I partiti che sostengono l'accordo di difesa danese si sono uniti su una strategia di costruzione per cinque nuove navi artiche. La produzione sarà distribuita su tutto il territorio nazionale, con un impianto di assemblaggio statale a Frederikshavn (Danimarca settentrionale) come fulcro centrale.
– La Danimarca è una grande nazione marittima con orgogliose tradizioni nella navigazione e nella cantieristica navale. Con la decisione su una strategia di costruzione, che coinvolge diverse strutture produttive danesi e un impianto di assemblaggio a Frederikshavn, garantiamo che la posizione della Danimarca nella cantieristica navale venga rafforzata, afferma il ministro della Difesa Troels Lund Poulsen.
Secondo un comunicato stampa del Ministero della Difesa danese (Forsvarsministeriet), le parti dell'accordo di difesa hanno deciso di adottare una strategia di costruzione distribuita. Ciò significa che diversi siti produttivi in tutta la Danimarca saranno utilizzati per la fabbricazione, mentre un impianto comune a Frederikshavn sarà responsabile dell'assemblaggio finale delle navi.
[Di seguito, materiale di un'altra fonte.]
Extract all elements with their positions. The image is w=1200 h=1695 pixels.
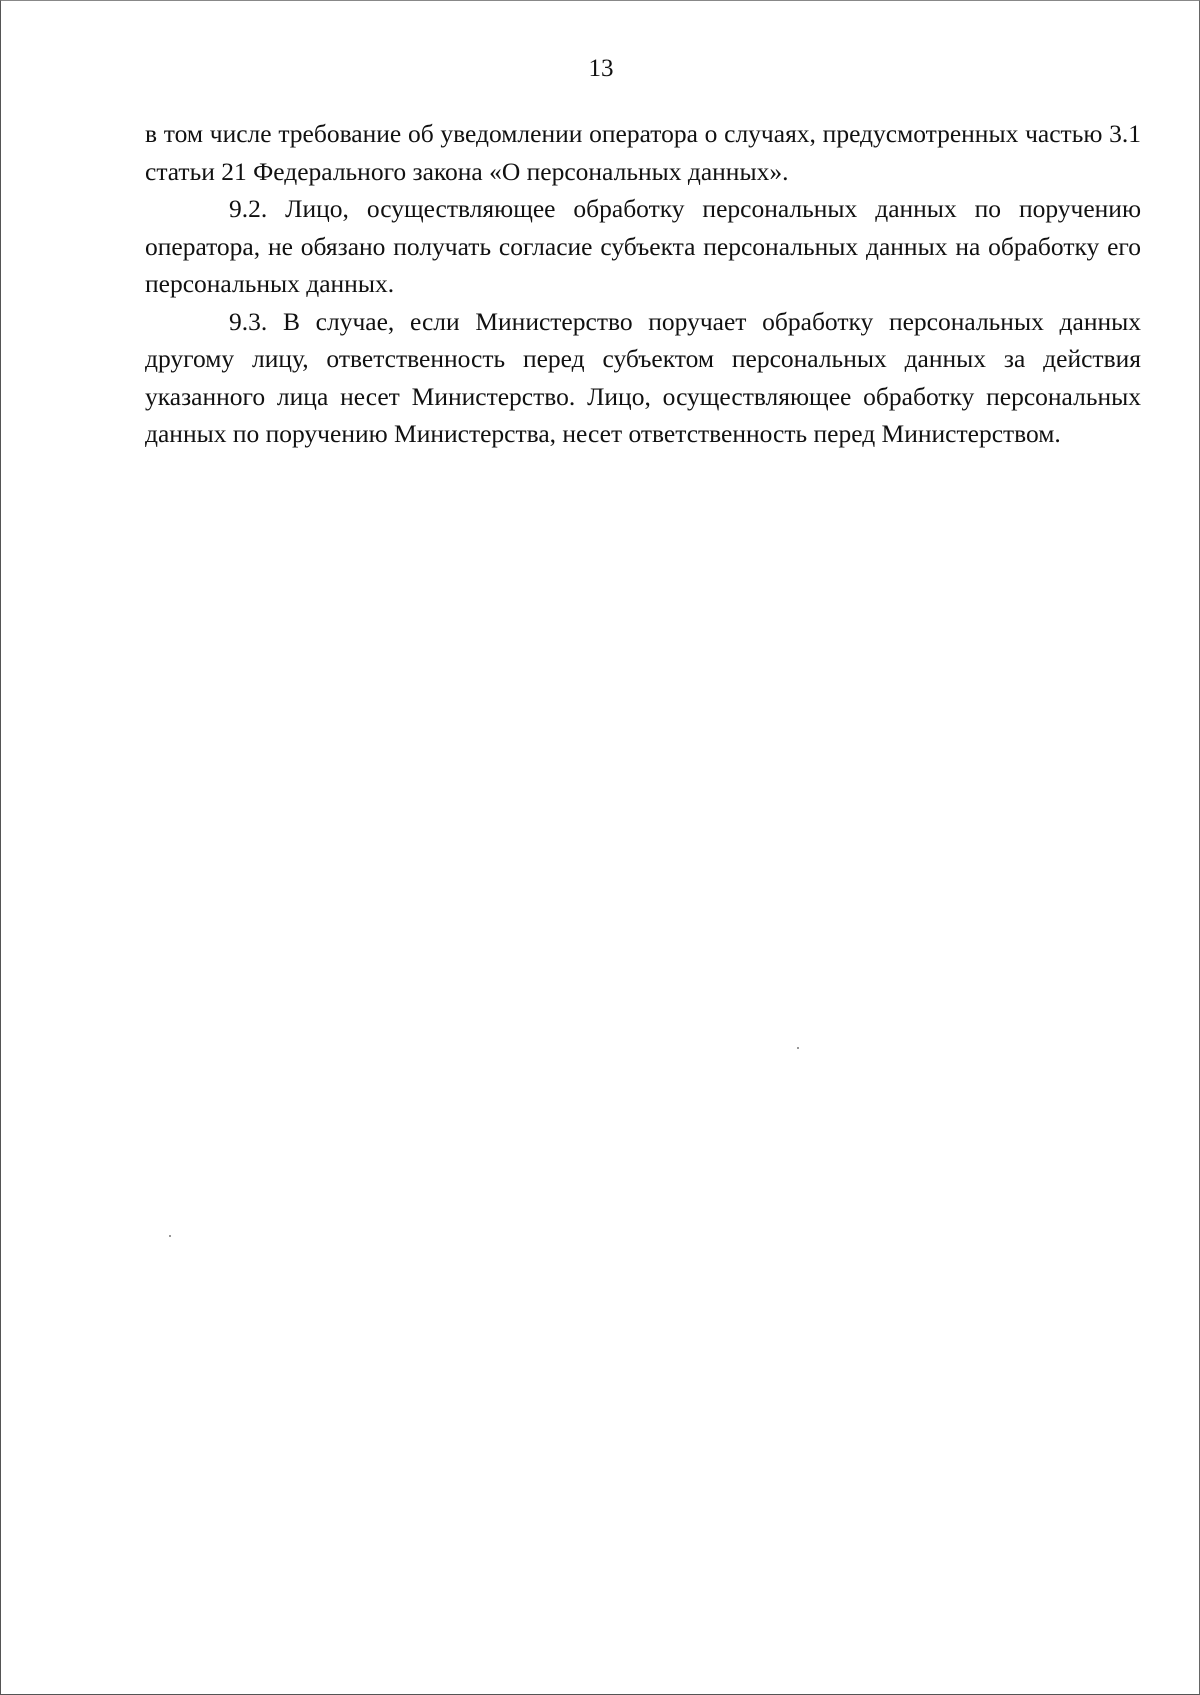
paragraph-9-2: 9.2. Лицо, осуществляющее обработку персональных данных по поручению оператора, не обязано получать согласие субъекта персональных данных на обработку его персональных данных. bbox=[145, 194, 1141, 298]
paragraph-9-3: 9.3. В случае, если Министерство поручает обработку персональных данных другому лицу, ответственность перед субъектом персональных данных за действия указанного лица несет Министерство. Лицо, осуществляющее обработку персональных данных по поручению Министерства, несет ответственность перед Министерством. bbox=[145, 306, 1141, 448]
document-body bbox=[145, 115, 1141, 453]
scan-speck bbox=[797, 1047, 799, 1049]
page-number: 13 bbox=[588, 55, 614, 82]
paragraph-continuation: в том числе требование об уведомлении оператора о случаях, предусмотренных частью 3.1 статьи 21 Федерального закона «О персональных данных». bbox=[145, 119, 1141, 186]
scan-speck bbox=[169, 1235, 171, 1237]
Lund Poulsen aggiunge che la strategia rafforzerà nel tempo anche la sicurezza degli approvvigionamenti del paese. La decisione prevede che lo Stato sia proprietario dell'impianto di Frederikshavn. Tale struttura sarà dimensionata per poter gestire in futuro la produzione di navi di dimensioni superiori rispetto alle attuali navi artiche in questione.
– Per il Programma della Flotta presso l'Organizzazione danese per l'acquisizione e la logistica della difesa (FMI – Forsvarsministeriets Materiel- og Indkøbsstyrelse), la decisione segna una pietra miliare e definisce il quadro per il proseguimento del lavoro di attuazione delle decisioni sull'acquisizione di navi per la marina, afferma il generale di corpo d'armata Per Pugholm Olsen, direttore dell'FMI.
La scelta strategica si basa su un'analisi condotta da Deloitte. Secondo il comunicato stampa, il modello è ritenuto il più conveniente in termini di costi, in quanto privilegia la produzione nazionale e consente l'accesso a una base industriale più ampia e a una forza lavoro più numerosa.
Il passo successivo nel processo consiste nel definire le specifiche tecniche delle navi, dopodiché potranno avere inizio le trattative contrattuali. Il progetto fa parte del piano navale concordato nell'ambito dell'accordo di difesa per il periodo 2024–2033.